SEM TÍTULO (Homenagem a Mondrian)
Fernando Ribeiro, 2001
Sem Título (Homenagem a Mondrian), 2001, foi executada num edifício industrial que havia já cessado as suas actividades aquando da produção de deste projecto, tendo sido realizado na fábrica de tecidos Fimai, na Maia. O paradigma espacial modernista no domínio das artes plásticas imiscui-se na dinâmica temporal de circulação dos corpos. Uma reprodução de um Mondrian é seleccionada e colocada no espaço expositivo, mas de modo a sugerir que foi ampliada a partir do centro do chão, sendo então ampliada até às quatro paredes e subindo-as até atingir a altura que um português de estatura média atinge quando salta, de modo a defender os rectângulos, agora erigidos como balizas de futebol, improvisadas pelos visitantes-jogadores. Consoante o chão – onde foram espalhadas seis bolas de futebol – vai sendo pisado, a tinta vai gradualmente perdendo a sua consistência e até desaparecendo, na sequência dos repetidos avanços compulsivos sobre os alvos. Entregue aos desígnios de um corpo colocado ao serviço da vontade, o Mondrian dilui a sua componente ontológica para albergar massas humanas que o utilizam como contentor de uma comunidade rigorosamente efémera.

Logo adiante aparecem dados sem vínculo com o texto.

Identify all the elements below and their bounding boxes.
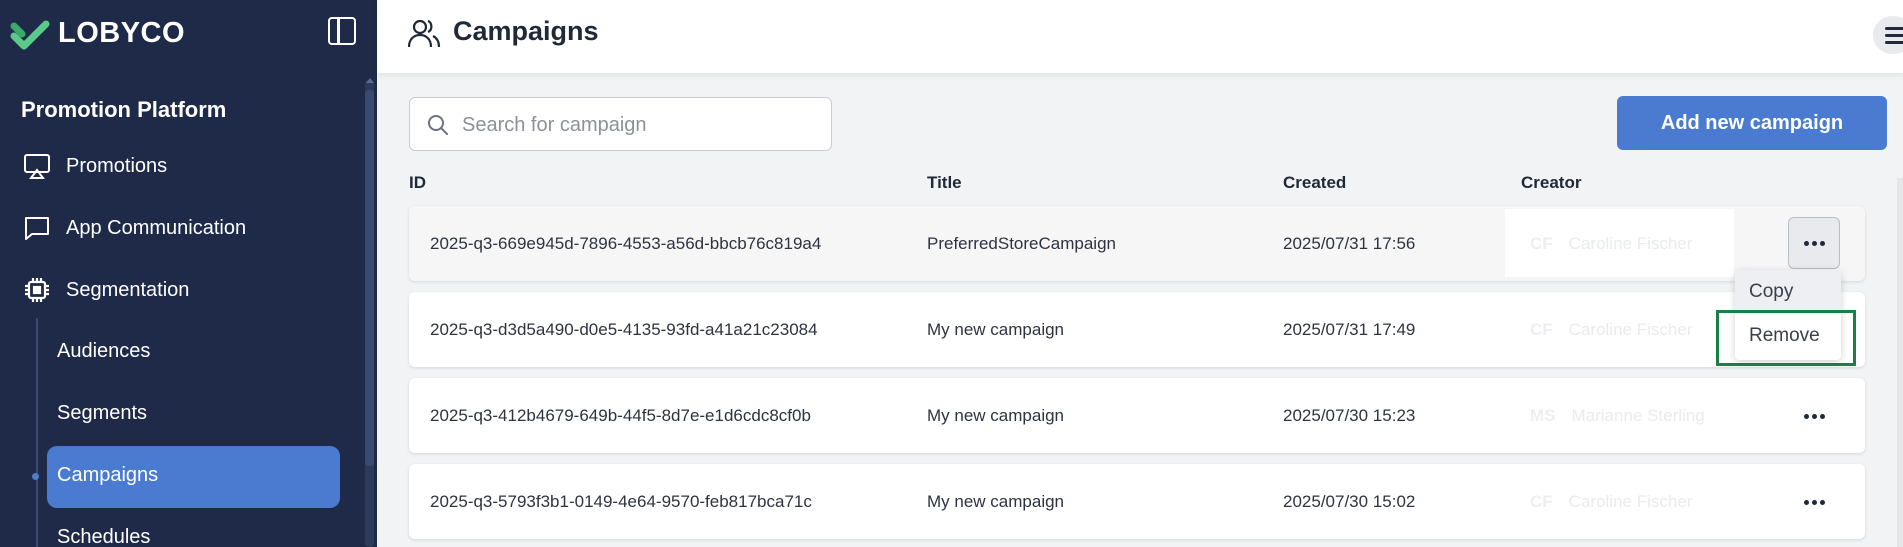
lobyco-logo-icon [10, 20, 50, 50]
cell-title: My new campaign [927, 319, 1065, 339]
column-header-title[interactable]: Title [927, 173, 962, 193]
users-icon [407, 19, 441, 48]
sidebar-subitem-campaigns[interactable]: Campaigns [57, 464, 158, 487]
sidebar-scrollbar-thumb[interactable] [365, 90, 374, 466]
cell-created: 2025/07/31 17:49 [1283, 319, 1416, 339]
submenu-line [36, 318, 38, 547]
avatar: CF [1530, 319, 1553, 339]
more-icon-dot [1811, 413, 1817, 419]
hamburger-icon [1885, 27, 1903, 30]
menu-button[interactable] [1873, 16, 1903, 54]
sidebar-item-segmentation[interactable]: Segmentation [22, 275, 189, 305]
presentation-icon [24, 154, 50, 179]
logo-text: LOBYCO [58, 16, 186, 49]
sidebar-subitem-audiences[interactable]: Audiences [57, 340, 150, 363]
chat-icon [25, 217, 49, 240]
cell-creator: CF Caroline Fischer [1530, 464, 1692, 539]
cell-id: 2025-q3-412b4679-649b-44f5-8d7e-e1d6cdc8… [430, 405, 811, 425]
logo[interactable]: LOBYCO [10, 16, 185, 50]
more-icon-dot [1811, 499, 1817, 505]
cell-id: 2025-q3-669e945d-7896-4553-a56d-bbcb76c8… [430, 233, 822, 253]
sidebar-subitem-schedules[interactable]: Schedules [57, 526, 150, 547]
cell-title: PreferredStoreCampaign [927, 233, 1116, 253]
cell-title: My new campaign [927, 405, 1065, 425]
more-icon [1803, 413, 1809, 419]
scroll-up-icon[interactable] [366, 78, 374, 83]
page-scrollbar[interactable] [1897, 178, 1903, 547]
more-icon-dot [1819, 240, 1825, 246]
cell-creator: MS Marianne Sterling [1530, 378, 1705, 453]
cell-creator: CF Caroline Fischer [1530, 292, 1692, 367]
cell-title: My new campaign [927, 491, 1065, 511]
cell-id: 2025-q3-d3d5a490-d0e5-4135-93fd-a41a21c2… [430, 319, 818, 339]
more-icon [1803, 240, 1809, 246]
search-icon [428, 115, 448, 135]
creator-name: Caroline Fischer [1568, 319, 1693, 339]
sidebar: LOBYCO Promotion Platform Promotions App… [0, 0, 377, 547]
cell-created: 2025/07/31 17:56 [1283, 233, 1416, 253]
row-actions-button[interactable] [1788, 217, 1840, 269]
cell-created: 2025/07/30 15:23 [1283, 405, 1416, 425]
cell-created: 2025/07/30 15:02 [1283, 491, 1416, 511]
column-header-creator[interactable]: Creator [1521, 173, 1581, 193]
more-icon [1803, 499, 1809, 505]
sidebar-item-promotions[interactable]: Promotions [22, 151, 167, 181]
sidebar-item-label: Segmentation [66, 278, 190, 301]
row-actions-button[interactable] [1788, 476, 1840, 528]
more-icon-dot [1819, 499, 1825, 505]
active-indicator [32, 473, 39, 480]
row-actions-button[interactable] [1788, 390, 1840, 442]
creator-name: Caroline Fischer [1568, 491, 1693, 511]
sidebar-item-label: App Communication [66, 216, 247, 239]
add-campaign-button[interactable]: Add new campaign [1617, 96, 1887, 150]
creator-name: Marianne Sterling [1571, 405, 1705, 425]
sidebar-toggle-icon[interactable] [328, 17, 356, 45]
avatar: CF [1530, 491, 1553, 511]
hamburger-icon-bar [1885, 41, 1903, 44]
creator-name: Caroline Fischer [1568, 233, 1693, 253]
avatar: CF [1530, 233, 1553, 253]
chip-icon [25, 278, 49, 302]
page-header: Campaigns [377, 0, 1903, 73]
avatar: MS [1530, 405, 1556, 425]
cell-creator: CF Caroline Fischer [1530, 206, 1692, 281]
more-icon-dot [1819, 413, 1825, 419]
column-header-id[interactable]: ID [409, 173, 426, 193]
sidebar-item-app-communication[interactable]: App Communication [22, 213, 246, 243]
column-header-created[interactable]: Created [1283, 173, 1346, 193]
sidebar-item-label: Promotions [66, 154, 168, 177]
search-input[interactable] [462, 112, 812, 138]
hamburger-icon-bar [1885, 34, 1903, 37]
remove-highlight-box [1716, 310, 1856, 366]
more-icon-dot [1811, 240, 1817, 246]
menu-item-copy[interactable]: Copy [1735, 270, 1841, 314]
cell-id: 2025-q3-5793f3b1-0149-4e64-9570-feb817bc… [430, 491, 812, 511]
search-field[interactable] [409, 97, 832, 151]
sidebar-subitem-segments[interactable]: Segments [57, 402, 147, 425]
platform-title: Promotion Platform [21, 97, 227, 122]
page-title: Campaigns [453, 16, 599, 46]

A passagem do domínio ascético ao animal tem como intermediária a conversão de um Mondrian num padrão decorativo, sendo por este excesso de proximidade que o visual adquire um cariz táctil e, subsequentemente, se coaduna com os impulsos humanos primordiais, isto é, com a projecção numa presença – utópico – estritamente individual. Não obstante, o termo “Homenagem” inscrito no título inclui desde logo a consideração de uma confluência entre os campos animal e espiritual: assim como os planos cromáticos e a grelha que os sustentam são colocados sobre o vazio da pura Luz, branca, também os jogadores projectam o prolongamento dos seus egos – a bola – sobre os rectângulos brancos. O campo ascético torna-se uma arena onde o corpo se constitui como veículo de fixação numa apoteose narcísica, instantânea e, como tal, repetida ad eternum. Se se trata de uma estratégia que inverte a pureza da grelha, encontra-se já patente na assimetria de Mondrian, que força a uma alternância incessante entre uma deambulação do olhar e o retorno à inércia solene da luz branca.